Свои методы воспитания Дэвид основывал на утверждении, что детство — романтический миф, и поощрять подобные взгляды он не собирался. Дети были слабыми и неразумными копиями взрослых, поэтому необходимо любыми способами побуждать в них желание исправить свои слабости и невежество. Как король Чака{23}, великий зулусский полководец, который заставил своих воинов втаптывать в землю колючки, чтобы закалить подошвы босых ног, хотя многим такое обучение поначалу не нравилось, Дэвид тоже стремился к тому, чтобы сын нарастил мозоли разочарования и выработал умение отрешенно взирать на мир. В конце концов, что еще он мог предложить сыну?
На миг у него перехватило дух от бессилия и нелепости ситуации. Он чувствовал себя крестьянином, который в отчаянии смотрит, как стая ворон с удобством устраивается на его любимом пугале.
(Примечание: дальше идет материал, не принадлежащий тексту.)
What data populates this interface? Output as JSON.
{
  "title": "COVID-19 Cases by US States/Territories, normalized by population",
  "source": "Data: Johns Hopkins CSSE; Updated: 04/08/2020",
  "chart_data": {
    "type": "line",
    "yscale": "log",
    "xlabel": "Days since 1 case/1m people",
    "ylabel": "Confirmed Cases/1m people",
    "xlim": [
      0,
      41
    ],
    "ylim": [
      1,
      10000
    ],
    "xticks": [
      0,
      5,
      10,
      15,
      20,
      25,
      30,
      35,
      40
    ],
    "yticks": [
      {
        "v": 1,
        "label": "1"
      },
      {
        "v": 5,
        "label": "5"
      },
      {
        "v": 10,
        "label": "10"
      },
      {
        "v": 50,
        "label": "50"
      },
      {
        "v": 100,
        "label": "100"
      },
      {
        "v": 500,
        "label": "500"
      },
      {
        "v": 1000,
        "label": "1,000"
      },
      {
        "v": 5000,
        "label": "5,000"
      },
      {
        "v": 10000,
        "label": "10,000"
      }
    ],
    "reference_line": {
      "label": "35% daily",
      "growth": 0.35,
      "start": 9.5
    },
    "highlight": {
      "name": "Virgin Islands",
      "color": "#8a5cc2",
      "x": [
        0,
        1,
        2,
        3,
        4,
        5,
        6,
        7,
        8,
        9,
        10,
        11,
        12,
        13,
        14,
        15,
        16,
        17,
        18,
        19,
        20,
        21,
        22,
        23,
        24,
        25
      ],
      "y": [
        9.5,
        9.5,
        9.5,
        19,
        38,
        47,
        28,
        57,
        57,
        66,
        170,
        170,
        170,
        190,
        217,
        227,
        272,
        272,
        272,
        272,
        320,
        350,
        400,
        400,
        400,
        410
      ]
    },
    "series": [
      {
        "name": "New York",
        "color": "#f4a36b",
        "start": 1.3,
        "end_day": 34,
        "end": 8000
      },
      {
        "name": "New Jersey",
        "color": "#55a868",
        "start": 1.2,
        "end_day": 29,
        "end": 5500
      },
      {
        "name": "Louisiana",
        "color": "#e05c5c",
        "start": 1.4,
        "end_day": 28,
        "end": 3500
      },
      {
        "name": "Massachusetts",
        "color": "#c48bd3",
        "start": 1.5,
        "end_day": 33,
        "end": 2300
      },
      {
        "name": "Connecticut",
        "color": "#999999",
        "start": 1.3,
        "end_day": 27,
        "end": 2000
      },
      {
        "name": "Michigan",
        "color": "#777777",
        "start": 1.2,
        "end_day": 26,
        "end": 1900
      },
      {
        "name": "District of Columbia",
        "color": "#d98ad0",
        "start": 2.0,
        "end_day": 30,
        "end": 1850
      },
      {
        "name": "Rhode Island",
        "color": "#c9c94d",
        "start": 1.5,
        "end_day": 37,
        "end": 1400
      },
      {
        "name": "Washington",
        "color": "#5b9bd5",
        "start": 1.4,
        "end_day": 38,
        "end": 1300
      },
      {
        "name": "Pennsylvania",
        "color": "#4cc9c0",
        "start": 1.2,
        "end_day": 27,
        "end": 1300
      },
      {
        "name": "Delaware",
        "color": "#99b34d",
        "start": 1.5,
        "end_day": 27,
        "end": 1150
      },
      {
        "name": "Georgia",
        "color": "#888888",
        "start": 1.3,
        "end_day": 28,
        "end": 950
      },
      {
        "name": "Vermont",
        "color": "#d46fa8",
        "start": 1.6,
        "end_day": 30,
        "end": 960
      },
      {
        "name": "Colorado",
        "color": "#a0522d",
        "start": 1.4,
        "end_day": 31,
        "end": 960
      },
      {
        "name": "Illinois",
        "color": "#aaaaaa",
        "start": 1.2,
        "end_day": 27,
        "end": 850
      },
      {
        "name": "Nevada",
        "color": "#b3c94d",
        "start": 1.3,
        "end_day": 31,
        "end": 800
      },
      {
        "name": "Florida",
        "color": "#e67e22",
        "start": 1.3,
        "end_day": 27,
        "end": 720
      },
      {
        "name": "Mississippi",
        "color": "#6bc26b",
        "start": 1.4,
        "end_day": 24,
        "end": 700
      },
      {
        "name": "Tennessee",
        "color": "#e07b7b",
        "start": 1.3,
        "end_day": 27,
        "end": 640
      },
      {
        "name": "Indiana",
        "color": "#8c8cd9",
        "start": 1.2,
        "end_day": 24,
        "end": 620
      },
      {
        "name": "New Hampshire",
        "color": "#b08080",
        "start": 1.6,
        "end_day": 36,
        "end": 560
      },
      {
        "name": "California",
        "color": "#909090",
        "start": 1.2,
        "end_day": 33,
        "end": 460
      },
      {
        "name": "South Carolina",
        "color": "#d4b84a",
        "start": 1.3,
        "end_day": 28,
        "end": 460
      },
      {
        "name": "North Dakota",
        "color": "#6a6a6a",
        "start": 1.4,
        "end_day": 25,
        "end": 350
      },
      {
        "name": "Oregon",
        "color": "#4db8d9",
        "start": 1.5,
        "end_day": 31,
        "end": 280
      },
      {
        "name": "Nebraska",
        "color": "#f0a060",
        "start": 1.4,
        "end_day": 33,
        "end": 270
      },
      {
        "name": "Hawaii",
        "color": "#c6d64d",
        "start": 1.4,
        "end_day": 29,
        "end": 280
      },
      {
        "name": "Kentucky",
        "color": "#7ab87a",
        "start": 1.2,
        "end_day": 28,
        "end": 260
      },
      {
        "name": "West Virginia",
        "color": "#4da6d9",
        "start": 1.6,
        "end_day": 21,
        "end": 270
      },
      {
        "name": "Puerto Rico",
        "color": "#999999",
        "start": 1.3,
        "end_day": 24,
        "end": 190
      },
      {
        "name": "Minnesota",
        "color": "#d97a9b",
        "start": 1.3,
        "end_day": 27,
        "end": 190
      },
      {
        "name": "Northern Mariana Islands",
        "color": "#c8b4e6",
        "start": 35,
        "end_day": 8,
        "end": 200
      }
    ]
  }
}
Тем не менее он упрямо продолжил развивать свои рассуждения. Разумеется, бесполезно ожидать от Патрика благодарности, хотя в один прекрасный день он, подобно зулусскому воину, бесстрашно ступающему закаленными ступнями по острым камням, может быть, осознает, чем именно обязан несгибаемой принципиальности отца.
После рождения Патрика, боясь, что ребенок станет для Элинор отдушиной или источником душевных сил, Дэвид озаботился тем, чтобы этого не произошло. В итоге Элинор смутно уверовала в некую «извечную мудрость», которую Патрик якобы обрел еще до того, как вышел из пеленок. В этой хлипкой бумажной лодчонке она отправила его в плавание по реке жизни и самоустранилась, снедаемая ужасом и виной. Вполне естественно, что Дэвида беспокоила возможная взаимная привязанность матери и сына, но гораздо важнее для него было пьянящее чувство полной вседозволенности при манипуляции ничем не замутненным сознанием, и он с превеликим удовольствием мял податливую глину своими артистическими пальцами.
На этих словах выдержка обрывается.